The director James Wan guided the quintessential torture horror film SAW and the fairly modern horror INSIDIOUS, neither of which are to my particular tastes but were objectively well made. Still he refuses to rely on any of the tricks he employed with those; he employs a style that fits the story instead. Predominantly using long, big shots, Wan makes great use of shadow and darkness. He lets the viewers dwell in those places, forces us to scan the surroundings and begin to conjure monsters that might not be there at all. By dodging the jittery, quick cut approach to horror that most modern horror films use now, the moments where he does indulge by spinning the camera rapidly 360 degrees or rapid shots of a sheet flapping in the air have impact and weight. They aren’t just style, they are substance.

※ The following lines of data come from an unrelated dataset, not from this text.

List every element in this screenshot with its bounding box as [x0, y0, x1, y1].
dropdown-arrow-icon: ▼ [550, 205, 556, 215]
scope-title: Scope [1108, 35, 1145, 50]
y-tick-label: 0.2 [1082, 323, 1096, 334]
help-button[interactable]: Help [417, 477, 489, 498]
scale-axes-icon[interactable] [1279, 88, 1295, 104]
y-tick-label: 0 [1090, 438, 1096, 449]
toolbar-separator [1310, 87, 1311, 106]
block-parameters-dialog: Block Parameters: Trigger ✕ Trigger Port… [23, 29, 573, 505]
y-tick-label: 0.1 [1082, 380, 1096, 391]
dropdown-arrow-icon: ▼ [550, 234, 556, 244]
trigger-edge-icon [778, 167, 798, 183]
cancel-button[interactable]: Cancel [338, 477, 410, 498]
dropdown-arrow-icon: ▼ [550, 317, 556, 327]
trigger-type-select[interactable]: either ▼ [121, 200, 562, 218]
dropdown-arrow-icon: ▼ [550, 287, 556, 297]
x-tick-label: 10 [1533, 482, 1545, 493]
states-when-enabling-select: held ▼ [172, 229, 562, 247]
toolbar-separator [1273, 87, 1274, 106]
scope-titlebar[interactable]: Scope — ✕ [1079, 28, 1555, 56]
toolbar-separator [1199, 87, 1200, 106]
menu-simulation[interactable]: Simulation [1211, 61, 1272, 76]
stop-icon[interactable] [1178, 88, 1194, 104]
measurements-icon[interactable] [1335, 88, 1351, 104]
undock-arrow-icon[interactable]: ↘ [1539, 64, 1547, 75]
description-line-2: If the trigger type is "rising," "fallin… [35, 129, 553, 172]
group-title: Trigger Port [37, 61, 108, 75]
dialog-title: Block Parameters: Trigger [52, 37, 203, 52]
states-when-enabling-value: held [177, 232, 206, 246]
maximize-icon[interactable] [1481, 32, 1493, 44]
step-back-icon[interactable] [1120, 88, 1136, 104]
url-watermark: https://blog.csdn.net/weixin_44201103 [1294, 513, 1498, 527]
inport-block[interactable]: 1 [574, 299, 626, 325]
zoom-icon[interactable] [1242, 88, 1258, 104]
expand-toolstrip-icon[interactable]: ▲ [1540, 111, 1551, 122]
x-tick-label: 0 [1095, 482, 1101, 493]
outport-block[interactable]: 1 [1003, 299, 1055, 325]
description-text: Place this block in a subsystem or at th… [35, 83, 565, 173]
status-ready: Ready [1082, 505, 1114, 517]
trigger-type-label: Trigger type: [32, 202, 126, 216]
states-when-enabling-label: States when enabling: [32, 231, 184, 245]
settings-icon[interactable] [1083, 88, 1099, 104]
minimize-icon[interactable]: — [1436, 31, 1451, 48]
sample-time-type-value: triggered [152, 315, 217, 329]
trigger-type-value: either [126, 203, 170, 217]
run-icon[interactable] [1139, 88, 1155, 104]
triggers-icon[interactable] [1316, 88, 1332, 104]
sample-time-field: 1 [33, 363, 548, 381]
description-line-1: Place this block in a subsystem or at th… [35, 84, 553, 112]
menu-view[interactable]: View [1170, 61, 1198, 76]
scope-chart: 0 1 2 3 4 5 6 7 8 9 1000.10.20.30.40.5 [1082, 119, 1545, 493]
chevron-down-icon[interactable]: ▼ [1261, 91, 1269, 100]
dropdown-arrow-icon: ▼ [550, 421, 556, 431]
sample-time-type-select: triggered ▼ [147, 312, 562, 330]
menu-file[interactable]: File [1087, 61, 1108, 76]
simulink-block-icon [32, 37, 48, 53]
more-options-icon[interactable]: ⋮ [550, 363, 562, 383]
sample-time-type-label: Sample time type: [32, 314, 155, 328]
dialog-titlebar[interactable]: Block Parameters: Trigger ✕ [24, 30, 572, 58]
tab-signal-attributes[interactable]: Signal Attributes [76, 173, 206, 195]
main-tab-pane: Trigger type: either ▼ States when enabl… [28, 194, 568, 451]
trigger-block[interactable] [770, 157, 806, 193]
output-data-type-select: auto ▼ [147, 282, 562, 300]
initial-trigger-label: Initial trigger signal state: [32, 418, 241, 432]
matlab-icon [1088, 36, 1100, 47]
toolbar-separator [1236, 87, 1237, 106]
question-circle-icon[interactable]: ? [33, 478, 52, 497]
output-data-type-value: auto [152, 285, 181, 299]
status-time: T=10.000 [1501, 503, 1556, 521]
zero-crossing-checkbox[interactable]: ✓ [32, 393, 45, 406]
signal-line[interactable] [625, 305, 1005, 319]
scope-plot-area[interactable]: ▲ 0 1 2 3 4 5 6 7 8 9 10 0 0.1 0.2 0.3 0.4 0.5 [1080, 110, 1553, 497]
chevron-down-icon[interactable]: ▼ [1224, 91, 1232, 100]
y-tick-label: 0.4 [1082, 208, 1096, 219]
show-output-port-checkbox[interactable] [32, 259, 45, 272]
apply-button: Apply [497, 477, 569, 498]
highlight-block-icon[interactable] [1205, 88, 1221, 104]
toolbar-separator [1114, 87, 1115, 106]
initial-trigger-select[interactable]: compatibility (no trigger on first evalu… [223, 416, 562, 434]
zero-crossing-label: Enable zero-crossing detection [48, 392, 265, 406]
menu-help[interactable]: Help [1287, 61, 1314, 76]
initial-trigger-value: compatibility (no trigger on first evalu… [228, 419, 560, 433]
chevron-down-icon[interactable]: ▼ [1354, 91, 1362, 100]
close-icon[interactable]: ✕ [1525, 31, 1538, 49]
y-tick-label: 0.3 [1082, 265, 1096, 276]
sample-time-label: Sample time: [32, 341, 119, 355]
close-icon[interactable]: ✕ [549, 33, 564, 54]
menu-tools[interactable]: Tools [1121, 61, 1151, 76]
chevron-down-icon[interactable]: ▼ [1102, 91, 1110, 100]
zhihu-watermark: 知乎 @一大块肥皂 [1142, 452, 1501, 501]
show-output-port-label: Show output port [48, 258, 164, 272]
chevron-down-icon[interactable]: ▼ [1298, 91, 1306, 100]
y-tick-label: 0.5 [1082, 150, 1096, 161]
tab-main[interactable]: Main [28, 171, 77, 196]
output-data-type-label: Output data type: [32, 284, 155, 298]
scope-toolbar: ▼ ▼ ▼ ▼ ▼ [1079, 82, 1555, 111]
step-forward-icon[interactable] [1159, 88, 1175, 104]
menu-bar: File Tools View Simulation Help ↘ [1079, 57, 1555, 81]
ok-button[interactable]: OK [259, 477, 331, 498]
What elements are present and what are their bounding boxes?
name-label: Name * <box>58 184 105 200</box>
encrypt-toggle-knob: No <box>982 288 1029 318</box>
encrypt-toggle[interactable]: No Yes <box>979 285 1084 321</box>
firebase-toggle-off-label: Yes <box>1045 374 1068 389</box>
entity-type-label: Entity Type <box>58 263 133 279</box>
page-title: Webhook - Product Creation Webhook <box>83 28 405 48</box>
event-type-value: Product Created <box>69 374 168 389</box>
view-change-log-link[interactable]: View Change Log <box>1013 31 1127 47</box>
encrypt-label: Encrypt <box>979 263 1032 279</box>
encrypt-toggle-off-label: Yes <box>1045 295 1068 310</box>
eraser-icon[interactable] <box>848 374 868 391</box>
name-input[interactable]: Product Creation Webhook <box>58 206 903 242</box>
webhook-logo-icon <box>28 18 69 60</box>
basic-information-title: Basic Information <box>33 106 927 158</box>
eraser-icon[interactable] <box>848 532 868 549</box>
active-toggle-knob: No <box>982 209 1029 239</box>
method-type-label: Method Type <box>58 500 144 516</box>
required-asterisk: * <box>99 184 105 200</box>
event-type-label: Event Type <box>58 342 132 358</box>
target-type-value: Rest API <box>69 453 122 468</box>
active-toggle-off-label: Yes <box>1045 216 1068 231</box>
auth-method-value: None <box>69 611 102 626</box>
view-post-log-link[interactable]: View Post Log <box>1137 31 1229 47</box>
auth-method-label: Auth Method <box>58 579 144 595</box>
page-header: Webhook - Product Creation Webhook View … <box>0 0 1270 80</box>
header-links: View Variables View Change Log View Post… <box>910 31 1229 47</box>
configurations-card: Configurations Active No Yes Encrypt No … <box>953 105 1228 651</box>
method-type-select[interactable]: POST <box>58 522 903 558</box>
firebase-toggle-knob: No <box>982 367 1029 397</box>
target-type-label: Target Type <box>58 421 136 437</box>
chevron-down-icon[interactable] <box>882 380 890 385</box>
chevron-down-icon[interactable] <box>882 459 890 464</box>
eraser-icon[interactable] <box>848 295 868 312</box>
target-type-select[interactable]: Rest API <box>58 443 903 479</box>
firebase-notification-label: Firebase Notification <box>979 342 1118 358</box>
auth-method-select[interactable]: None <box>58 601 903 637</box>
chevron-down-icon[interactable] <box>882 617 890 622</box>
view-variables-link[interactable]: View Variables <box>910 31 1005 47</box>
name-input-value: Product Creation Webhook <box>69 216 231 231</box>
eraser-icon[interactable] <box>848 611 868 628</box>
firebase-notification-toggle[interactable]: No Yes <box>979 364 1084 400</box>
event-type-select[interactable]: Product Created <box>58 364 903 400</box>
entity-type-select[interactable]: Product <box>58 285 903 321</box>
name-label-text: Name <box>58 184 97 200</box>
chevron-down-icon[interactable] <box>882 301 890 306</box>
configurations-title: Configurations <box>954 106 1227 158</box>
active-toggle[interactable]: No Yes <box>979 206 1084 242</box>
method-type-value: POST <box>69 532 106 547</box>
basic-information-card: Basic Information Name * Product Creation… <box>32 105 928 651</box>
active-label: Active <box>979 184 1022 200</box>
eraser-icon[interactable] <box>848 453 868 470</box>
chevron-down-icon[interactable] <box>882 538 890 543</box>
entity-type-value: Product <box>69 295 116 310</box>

However, I am, admittedly, something of a scaredy cat. As covered on this site before, I’m not a huge horror fan so perhaps my judgment is off here. I don’t think so, but just letting you, the buyer, beware. (To mutilate a cliché.) I do, however, see a lot of movies and think I’m a pretty good judge of performances. So, perhaps it will hold more water than my scare assessment when I tell you that the principals are good. Really, really good. They might’ve signed on for a horror movie, but they do not phone it in. I have seen Patrick Wilson put in significantly less effort in “more respectable” genres. Supporting players—yes, even the kids—also show up and do their parts well.
The film is not flawless, of course, and the biggest strike against it is the why of it all. It is a perfectly serviceable origin for the evil that is afflicting them, I suppose, but there are two problems for anyone who has a.) knowledge of history and b.) seen a haunted house movie before. Maybe it is a case of proving that “they’re only clichés because they are true,” but there is nothing here you have not seen before. Plus, it is sort of tangentially related to witch trials, which are now regarded as cases of mass hysteria, not actual slaying of pointed hated, cat loving, green skinned magic practitioners. So accept that a good movie can come from a cliché riddled foundation if you decide to take this one in.
Gore hounds and nudity appreciators might leave the theatre a bit disappointed. The movie’s rated R but I’m actually a bit surprised by that. I’d guess it is entirely due to intensity because there is little to no visible bloodshed and absolutely no one wearing less than a full outfit at any time.
This is an unexpected recommendation from me. I really, truly enjoyed it and I think it’s the most pleasant surprise (if you can call a horror movie pleasant) of this summer movie season.